Getting the pastor out of the office and into the community requires reallocating 20% of the pastor’s time and increasing lay responsibility for things that don’t require the specialized skills of the pastor.  We are still working on that.  The Deacons are in the process of organizing the congregational care so that the Pastor will only be visiting the sick and dealing with crises in people’s lives, while the Deacons keep in touch with the rest.   We are also working on delegating some of the youth ministry tasks so that most of the administration, communication and preparation for youth group meetings and events is handled by lay people.  There are other administrative issues that cross my desk and don’t need to and we are working on weeding them out. 


This year, there have been several Sundays when over 20 children and youth came forward for the young people’s message, and my new confirmation class started this year with thirteen 7th and 8th graders.  The youth group that I started a few years ago, currently has 16 members in grades 6-10.  We are establishing a task force to work over the summer to restructure our Christian Education program to meet the changing needs.   The new families that have been attending, however, are part of that minority in our society who already had some church affiliation or grew up in a church; so we are still mostly relying on “attraction” and not yet reaching out to “unchurched” or “disaffected” people through invitation.  This is a slow process of educating our congregation and changing our habits in order to reverse the downward trends in attendance and membership.

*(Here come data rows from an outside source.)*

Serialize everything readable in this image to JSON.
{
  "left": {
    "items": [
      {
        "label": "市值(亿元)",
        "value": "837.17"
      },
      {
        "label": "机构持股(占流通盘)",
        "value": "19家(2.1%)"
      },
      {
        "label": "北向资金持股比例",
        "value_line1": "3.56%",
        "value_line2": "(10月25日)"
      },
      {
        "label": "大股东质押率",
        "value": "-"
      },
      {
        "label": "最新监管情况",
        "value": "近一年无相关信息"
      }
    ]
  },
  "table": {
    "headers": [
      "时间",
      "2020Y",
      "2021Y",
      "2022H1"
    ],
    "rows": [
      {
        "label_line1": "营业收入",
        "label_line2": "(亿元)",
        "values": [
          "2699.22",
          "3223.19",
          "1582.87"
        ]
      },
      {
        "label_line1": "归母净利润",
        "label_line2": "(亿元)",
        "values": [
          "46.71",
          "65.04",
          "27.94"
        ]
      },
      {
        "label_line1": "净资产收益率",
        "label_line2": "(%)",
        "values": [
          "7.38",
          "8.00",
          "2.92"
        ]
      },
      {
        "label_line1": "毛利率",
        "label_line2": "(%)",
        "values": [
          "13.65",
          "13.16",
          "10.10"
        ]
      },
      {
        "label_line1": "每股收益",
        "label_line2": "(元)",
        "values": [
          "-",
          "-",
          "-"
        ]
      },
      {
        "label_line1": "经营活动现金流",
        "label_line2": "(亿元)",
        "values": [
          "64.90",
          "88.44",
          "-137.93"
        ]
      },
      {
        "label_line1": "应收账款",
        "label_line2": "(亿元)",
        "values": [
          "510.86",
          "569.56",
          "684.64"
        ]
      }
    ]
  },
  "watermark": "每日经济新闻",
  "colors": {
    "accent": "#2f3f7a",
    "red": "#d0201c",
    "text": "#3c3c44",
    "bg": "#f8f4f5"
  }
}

On January 11th, five additional leaders attended the “More Members Tune-Up” workshop in Southbury with our Vitality Team.   Paul Nickerson brought new folks up to speed on what it means to be an invitational church and struggles and successes were shared among the churches in attendance.  This process feels like turning an aircraft carrier around.  We have to slow the momentum of our old way of doing things in order to turn and gain momentum in a new direction.  It goes slowly because we have to keep our regular programs going while shifting our focus to people who are not yet participating in them.   Because it is slow work, there is a tendency to let the old momentum continue to carry us in the direction that is no longer working.  The whole Vitality Team and Church Council embraced the idea of a second year of pastoral and team coaching with Paul Nickerson.  We will have unlimited email and phone access to Paul to ask questions and advice as well as quarterly pastor and team group coaching, with assignments to complete in advance.  Watch for more information as the new church year progresses and we hope you will find opportunities to reach out, too, for the vitality of our church.

See you on Sunday!

Pastor Cheryl

PS….  Wherever you are this summer—don’t forget to save some water for Recovenanting Sunday on September 7,  aka “Mixing of the Waters”!